Everyday Life-saving Uses of Drones and Robots
Since the majority of the world’s population still relies on fossil fuel for the supply of energy, the infrastructure for extraction, refining, and transportation of oil and gas needs stringent supervision. According to experts at Industrial Skyworks, drones with their thermal sensors can oversee such rules and regulations swiftly and remotely and are more effective than human inspectors. They can also significantly improve labor-intensive and potentially risky jobs like surveys of mining areas and ores.
Elimination of threat to human lives is, in fact, something that unmanned vehicles of different kinds can largely assist with. At inspection sites, human workers may be exposed to a lot of risks like those of hazardous gases, radiation, insufficient oxygen, falling debris, and mechanical hazards. Drones, through their high accuracy sensors, can collect better data by getting closer than a human worker.
Automated cars are another important product of artificial intelligence and robotics. These smart cars are particularly helpful in increasing road safety by eliminating the chances of drunk and reckless driving. For example, an autonomous vehicle may have sensors along the seat belt and the driver’s seat that automatically detects if the human driver has consumed more alcohol than what is safe to drive. In this is the case, the sensors send signals to the motor which will simply not start.

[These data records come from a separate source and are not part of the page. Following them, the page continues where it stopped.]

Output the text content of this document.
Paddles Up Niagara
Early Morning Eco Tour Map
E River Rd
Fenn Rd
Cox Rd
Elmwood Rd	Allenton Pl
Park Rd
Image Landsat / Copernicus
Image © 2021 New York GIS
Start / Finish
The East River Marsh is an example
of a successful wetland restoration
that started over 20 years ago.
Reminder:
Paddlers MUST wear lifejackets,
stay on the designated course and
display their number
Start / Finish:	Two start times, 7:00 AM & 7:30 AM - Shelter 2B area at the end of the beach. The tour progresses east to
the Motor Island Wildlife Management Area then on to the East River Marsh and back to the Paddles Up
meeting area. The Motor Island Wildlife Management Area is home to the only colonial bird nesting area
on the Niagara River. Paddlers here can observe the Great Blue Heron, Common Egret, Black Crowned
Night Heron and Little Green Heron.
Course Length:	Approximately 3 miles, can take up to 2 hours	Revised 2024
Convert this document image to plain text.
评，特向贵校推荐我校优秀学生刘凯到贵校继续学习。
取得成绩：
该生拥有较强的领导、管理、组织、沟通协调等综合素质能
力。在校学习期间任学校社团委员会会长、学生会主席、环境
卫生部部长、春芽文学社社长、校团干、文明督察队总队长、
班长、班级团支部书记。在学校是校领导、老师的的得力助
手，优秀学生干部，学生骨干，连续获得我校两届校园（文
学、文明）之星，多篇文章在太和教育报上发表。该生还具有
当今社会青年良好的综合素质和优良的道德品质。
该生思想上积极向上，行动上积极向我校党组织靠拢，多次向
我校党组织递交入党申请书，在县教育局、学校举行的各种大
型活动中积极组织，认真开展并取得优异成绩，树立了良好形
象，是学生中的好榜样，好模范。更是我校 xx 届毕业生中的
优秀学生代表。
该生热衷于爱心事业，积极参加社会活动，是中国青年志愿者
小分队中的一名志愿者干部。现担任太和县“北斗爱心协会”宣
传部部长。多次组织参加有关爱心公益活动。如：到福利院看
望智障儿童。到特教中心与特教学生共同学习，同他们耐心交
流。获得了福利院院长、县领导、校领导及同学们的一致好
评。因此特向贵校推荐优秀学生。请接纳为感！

Additionally, these cars use robotic enhancements like dash cameras to minimize accidents. Smart driving is also complemented by efficient use of the global positioning systems whereby commercial fleets can communicate with other vehicles, improving road safety. While there is a risk in giving control to a non-human third party, the benefits of robotics and artificial intelligence seem to outweigh the vulnerabilities. As technology advances, these risks are sure to be minimized.
Finally, at the level of the individual, artificial intelligence has given birth to smart door locks that only allow trusted individuals to enter a home. This is especially useful when elderly members of the family are left at home alone. Another advancement in robotics, namely IBM’S MERA (Multi-Purpose Eldercare Robot Assistant), is a boon to the elderly and can save lives, This robotic assistant is really an in-home medical assistant. Its sensors can measure heart and breathing rates and can, through its visual recognition tech, even help a person who has fallen down!
There’s no doubt that drones and robotics will continue to be extremely useful in enhancing human safety. Today, we are already seeing the effect of these technological advancements, especially in terms of taking over traditionally “dangerous” human roles. To quote the CB Insights article, “The use cases for safe, cost-effective solutions range from data collection to delivery. And as autonomy and collision-avoidance technologies improve, so too will drones’ ability to perform increasingly complex tasks. While the lack of a human element in drone/robotic functioning can be seen as a threat, the many benefits of this technology seem to position it favorably for the future.